1880年(明治13年)、日本の国歌として『君が代』[10]が非公式に採用された。君が代は10世紀に編纂された『古今和歌集』に収録されている短歌の一つである。チェンバレンはこの日本の国歌を翻訳した。日本の国歌の歌詞とチェンバレンの訳を以下に引用する[11]。
君が代は
千代に八千代に
さざれ石の
巌(いわお)となりて
苔(こけ)のむすまで — 君が代、日本の国歌
A thousand years of happy life be thine!
Live on, my Lord, till what are pebbles now,
By age united, to great rocks shall grow,
Whose venerable sides the moss doth line.
汝(なんじ)の治世が幸せな数千年であるように
われらが主よ、治めつづけたまえ、今は小石であるものが
時代を経て、あつまりて大いなる岩となり
神さびたその側面に苔が生(は)える日まで
この歌は皇統の永続性がテーマとされる[12]。 和田真二郎 『君が代と萬歳』、小田切信夫『国歌君が代の研究』では、チェンバレンの英訳を高く評価している。
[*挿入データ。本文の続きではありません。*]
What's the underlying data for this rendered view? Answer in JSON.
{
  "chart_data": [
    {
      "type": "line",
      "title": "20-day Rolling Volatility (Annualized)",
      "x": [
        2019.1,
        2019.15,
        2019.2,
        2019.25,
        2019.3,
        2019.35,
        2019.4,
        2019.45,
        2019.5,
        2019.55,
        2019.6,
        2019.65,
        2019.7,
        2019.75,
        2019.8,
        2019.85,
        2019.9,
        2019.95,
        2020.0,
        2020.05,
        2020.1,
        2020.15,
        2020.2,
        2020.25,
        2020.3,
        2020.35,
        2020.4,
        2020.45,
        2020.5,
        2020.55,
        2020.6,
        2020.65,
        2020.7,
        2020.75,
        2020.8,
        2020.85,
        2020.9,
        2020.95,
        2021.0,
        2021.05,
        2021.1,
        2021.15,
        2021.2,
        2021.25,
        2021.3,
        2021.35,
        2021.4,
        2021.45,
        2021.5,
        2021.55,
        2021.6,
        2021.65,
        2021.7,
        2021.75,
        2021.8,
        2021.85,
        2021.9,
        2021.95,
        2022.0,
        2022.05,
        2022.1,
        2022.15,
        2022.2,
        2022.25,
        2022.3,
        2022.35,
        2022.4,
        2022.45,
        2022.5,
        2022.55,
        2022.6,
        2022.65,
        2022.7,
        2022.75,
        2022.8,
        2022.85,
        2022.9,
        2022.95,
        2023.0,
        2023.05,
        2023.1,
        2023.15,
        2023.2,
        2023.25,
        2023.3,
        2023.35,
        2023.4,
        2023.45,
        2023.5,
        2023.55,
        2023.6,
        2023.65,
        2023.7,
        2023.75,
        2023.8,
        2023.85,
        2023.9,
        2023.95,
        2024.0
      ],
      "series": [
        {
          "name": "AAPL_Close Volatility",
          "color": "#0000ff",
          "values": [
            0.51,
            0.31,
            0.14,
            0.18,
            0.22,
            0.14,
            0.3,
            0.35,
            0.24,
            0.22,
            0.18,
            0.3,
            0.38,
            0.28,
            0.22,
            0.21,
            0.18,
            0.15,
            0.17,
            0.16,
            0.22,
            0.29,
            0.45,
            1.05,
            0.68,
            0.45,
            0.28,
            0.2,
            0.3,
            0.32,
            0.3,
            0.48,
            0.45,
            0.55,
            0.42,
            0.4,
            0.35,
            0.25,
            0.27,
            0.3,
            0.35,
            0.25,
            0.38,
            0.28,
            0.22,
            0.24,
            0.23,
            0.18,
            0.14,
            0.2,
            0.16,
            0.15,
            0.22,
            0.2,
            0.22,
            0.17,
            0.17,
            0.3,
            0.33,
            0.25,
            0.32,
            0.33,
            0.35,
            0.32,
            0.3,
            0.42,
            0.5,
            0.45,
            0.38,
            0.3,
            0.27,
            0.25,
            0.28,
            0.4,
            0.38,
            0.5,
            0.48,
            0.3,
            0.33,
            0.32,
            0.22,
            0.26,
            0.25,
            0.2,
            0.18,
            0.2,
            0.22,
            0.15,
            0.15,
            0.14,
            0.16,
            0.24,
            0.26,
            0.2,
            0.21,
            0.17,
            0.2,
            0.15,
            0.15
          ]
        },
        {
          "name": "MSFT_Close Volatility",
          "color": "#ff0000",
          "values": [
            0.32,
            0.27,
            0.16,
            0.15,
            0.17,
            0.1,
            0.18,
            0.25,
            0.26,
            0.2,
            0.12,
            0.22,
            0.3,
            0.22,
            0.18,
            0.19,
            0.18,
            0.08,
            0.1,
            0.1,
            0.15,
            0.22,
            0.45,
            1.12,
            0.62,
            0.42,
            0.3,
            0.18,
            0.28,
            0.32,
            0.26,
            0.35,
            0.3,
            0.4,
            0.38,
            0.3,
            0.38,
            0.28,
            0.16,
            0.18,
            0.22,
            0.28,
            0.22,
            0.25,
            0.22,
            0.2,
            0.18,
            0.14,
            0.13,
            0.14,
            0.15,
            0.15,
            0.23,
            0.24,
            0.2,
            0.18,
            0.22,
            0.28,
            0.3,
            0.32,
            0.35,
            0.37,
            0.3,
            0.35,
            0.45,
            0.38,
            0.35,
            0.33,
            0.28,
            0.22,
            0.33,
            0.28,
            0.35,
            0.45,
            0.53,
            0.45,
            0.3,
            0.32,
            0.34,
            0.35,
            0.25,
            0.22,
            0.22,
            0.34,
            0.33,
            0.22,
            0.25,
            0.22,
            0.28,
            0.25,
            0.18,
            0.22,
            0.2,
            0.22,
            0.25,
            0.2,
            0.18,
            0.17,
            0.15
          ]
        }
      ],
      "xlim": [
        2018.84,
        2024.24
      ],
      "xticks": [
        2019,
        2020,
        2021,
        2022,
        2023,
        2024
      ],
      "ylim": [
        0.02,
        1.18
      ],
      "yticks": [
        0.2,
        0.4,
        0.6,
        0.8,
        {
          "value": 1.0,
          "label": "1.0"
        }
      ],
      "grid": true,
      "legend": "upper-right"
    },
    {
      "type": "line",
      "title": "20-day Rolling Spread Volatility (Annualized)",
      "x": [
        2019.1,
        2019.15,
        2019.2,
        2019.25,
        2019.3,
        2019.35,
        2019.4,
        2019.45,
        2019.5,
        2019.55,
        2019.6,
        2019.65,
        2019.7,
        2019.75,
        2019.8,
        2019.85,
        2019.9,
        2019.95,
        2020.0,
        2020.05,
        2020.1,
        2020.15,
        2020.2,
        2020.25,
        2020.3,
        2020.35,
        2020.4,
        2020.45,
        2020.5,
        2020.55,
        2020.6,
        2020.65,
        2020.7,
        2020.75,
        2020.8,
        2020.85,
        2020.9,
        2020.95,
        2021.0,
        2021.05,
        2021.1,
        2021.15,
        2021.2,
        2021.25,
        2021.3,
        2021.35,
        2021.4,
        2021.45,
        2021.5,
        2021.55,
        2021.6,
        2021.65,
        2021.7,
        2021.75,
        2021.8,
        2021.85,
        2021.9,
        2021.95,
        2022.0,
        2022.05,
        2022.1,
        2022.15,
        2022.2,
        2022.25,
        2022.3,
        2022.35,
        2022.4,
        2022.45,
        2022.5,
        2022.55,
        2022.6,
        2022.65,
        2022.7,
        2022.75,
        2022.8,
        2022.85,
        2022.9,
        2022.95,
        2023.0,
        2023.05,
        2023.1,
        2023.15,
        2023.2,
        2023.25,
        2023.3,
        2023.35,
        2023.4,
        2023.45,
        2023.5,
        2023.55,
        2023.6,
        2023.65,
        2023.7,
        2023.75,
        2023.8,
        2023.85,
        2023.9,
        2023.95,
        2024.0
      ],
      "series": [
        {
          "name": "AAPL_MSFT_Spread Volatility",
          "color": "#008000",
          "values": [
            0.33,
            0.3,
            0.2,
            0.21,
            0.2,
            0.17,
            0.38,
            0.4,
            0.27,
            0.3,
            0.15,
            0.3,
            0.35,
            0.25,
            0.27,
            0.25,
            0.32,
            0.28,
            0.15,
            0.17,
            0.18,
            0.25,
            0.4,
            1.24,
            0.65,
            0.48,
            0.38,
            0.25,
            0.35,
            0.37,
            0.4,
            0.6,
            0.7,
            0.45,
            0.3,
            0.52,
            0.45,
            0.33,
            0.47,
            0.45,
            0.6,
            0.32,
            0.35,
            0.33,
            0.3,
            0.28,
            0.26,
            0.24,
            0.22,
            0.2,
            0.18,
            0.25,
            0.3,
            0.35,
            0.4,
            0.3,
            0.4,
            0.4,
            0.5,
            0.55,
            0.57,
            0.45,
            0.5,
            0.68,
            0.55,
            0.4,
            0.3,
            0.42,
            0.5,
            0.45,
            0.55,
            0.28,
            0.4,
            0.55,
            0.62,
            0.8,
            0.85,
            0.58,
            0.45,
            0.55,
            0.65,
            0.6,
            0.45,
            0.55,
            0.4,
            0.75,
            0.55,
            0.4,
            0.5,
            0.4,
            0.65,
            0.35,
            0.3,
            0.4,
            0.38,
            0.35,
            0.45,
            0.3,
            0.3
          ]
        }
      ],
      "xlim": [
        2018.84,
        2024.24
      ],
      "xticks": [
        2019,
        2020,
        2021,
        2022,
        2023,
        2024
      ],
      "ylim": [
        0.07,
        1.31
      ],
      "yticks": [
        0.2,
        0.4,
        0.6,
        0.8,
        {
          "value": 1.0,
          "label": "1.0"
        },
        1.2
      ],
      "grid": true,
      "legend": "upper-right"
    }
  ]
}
チェンバレン訳の芭蕉「古池や、蛙飛び込む、水の音」 The old pond, aye! / and the sound of a frog / leaping into the water.
チェンバレンが日本語文法書を書いたことが国辱的と感じる谷千生や山田孝雄のような人もいた。また、彼の西洋中心主義も非難されるところであった[13]。
チェンバレンは日本文学に対し、非常に低い評価をしており、「才能とオリジナリティ、思想、倫理的把握、奥深さ、幅広さが欠けており、詩歌も知性に欠けて可憐なだけである」と評したが、日本研究者のリチャード・バウリング(Richard Bowring)は、「チェンバレンによる和歌の翻訳は古色蒼然とした詩的表現のまわりに沢山のつぎはぎ」をしたものであり、チェンバレンの下した評価は彼が考える「英語で詩的なものとは何か」が「日本の詩歌に欠けている」という意味しかない、と批判している[14]。また、アーサー・ウェイリーもチェンバレンの翻訳に不満を持ち、その日本文学論に反論、ラフカディオ・ハーンも、チェンバレンの『日本事物誌』の音楽、神道、文学などの項目について異を唱えた[14]。